Hi All:
We saw about a 13% decline in visits to our campgrounds on our three different National Forests in 2008 alone. We have had flat or declining visits since 2004. The causes of the decline include high gas prices (especially this past summer) and children/young people more into electronic entertainment, our area have some factors that are directly impacted by Forest Service decisions of the past.
We have had trailheads and campgrounds closed but no new areas opened. Plus the decline in Forest Service recreation and road monies due to shifting the cost of fighting fires directly on to the Forest Service budget has had a big impact on accessibility. The roads to recreation sites have never been so bad (in my 22 years of work in the National Forests). Roads are being abandoned at an alarming rate. No budget exist for trail maintenance; this year all Forest Service offices had their rec budgets siphoned off to pay for the fires in California.

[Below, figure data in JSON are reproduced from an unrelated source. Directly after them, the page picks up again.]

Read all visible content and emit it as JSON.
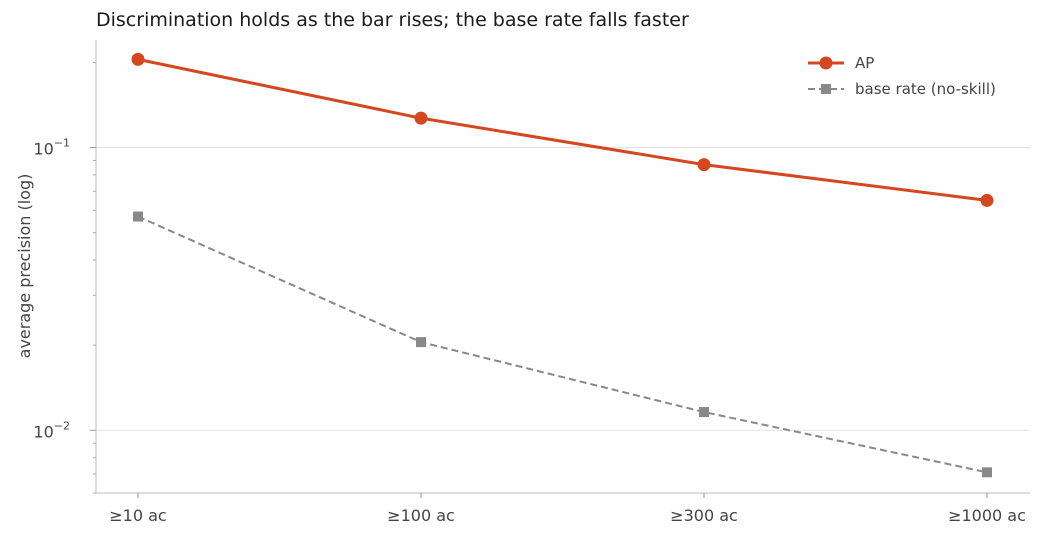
{
  "chart_data": {
    "type": "line",
    "title": "Discrimination holds as the bar rises; the base rate falls faster",
    "xlabel": "",
    "ylabel": "average precision (log)",
    "categories": [
      "≥10 ac",
      "≥100 ac",
      "≥300 ac",
      "≥1000 ac"
    ],
    "y_scale": "log",
    "ylim": [
      0.006,
      0.24
    ],
    "y_major_ticks": [
      {
        "value": 0.01,
        "base": "10",
        "exp": "−2"
      },
      {
        "value": 0.1,
        "base": "10",
        "exp": "−1"
      }
    ],
    "grid": "horizontal major",
    "legend_position": "top-right",
    "series": [
      {
        "name": "AP",
        "values": [
          0.205,
          0.127,
          0.087,
          0.065
        ],
        "color": "#d4471f",
        "marker": "circle",
        "linestyle": "solid"
      },
      {
        "name": "base rate (no-skill)",
        "values": [
          0.057,
          0.0205,
          0.0116,
          0.0071
        ],
        "color": "#888888",
        "marker": "square",
        "linestyle": "dashed"
      }
    ]
  }
}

The Forest Service has their head in the sand (understandable due to budget constraints) on improving campgrounds with electrical hookups, yet this is the single most requested improvement we hear from campers that they desire in their national forests. Our baby-boomer campers have given up the tents for motorhomes and RVs yet still want to experience the outdoors as they have in the past. They want electrical hookups when they come to run their sleep apnea machines, their nebulizers and oxygen concentrators, monitors and microwaves.
The forests in many of my areas are in deplorable condition due to over maturity of the stand more than any other factor. Forests have a life cycle and many of the forests where these camps were located were mature when the camps were built, some 30 to 50 years ago. We can hardly keep up with the dead and dying trees that are over mature and die of natural causes, drought and bug infestations. Some areas where we have camps have over 90% of their trees dead in the surrounding forest due to blister rust and pine beetles. Other areas have had catastrophic blow downs because the trees are too big to withstand the forces of the normal wind cycles in that area. Once one location becomes denuded, adjacent areas are vulnerable. We have no understory of younger trees that are less susceptible to the forces of gale winds (70 to 80 mph with sustained winds of 50 mph). One forest surrounding camps I administer had 40% of its trees blow down in one wind event in 2007. This left us vulnerable to catastrophic wildfire which we experienced in 2008; now this area is mostly denuded and will take 20 to 30 years to regenerate to a "scenic" quality. It does not help that we have a climate of intimidation from environmentalists that sue 100% of logging proposal made by the National Forests here in Montana. This has deterred our Forest Service offices from even proposing the needed logging to keep these old, over-mature forests healthy. I am seeing the demise of 300-year old trees due to their over-mature environment. These over-mature forests with their bare and jack-straw mess of fallen trees are not scenic. Recreating in these areas is hampered by lack of clear trails due to falling trees. There is no possibility of recreating off a trail either.
We, as stewards of the scenic environments of America, need to be vocal in this new administration about the decline in the forests due to the removal of managerial over-site from the Forest Service to untrained judges and environmental groups. The best tool the Forest Service possesses to reduce fire fuel buildup and to improve forest health is logging which also generates jobs and tax dollars for the local community. While we cannot return to the logging level of the 1980's which was probably not sustainable, we cannot afford to remain in the logging moratorium we are now experiencing. The Forest Service was mandated by Congress to spend $700 million every biennium to reduce fuel buildup at the expense of our roads, recreation and law enforcement budgets. Yet in the past, we successfully reduced fuel buildup by selling timber. You do the math; pay to have fuels removed from the forest or have private industry pay (at least most of the cost, if not all) with the resulting savings benefiting District budgets, local community tax base and recreation, law enforcement and roads within our National Forests. This is a solution readily available to the Forest Service that can have a great impact on future visits by the American people to their natural heritage.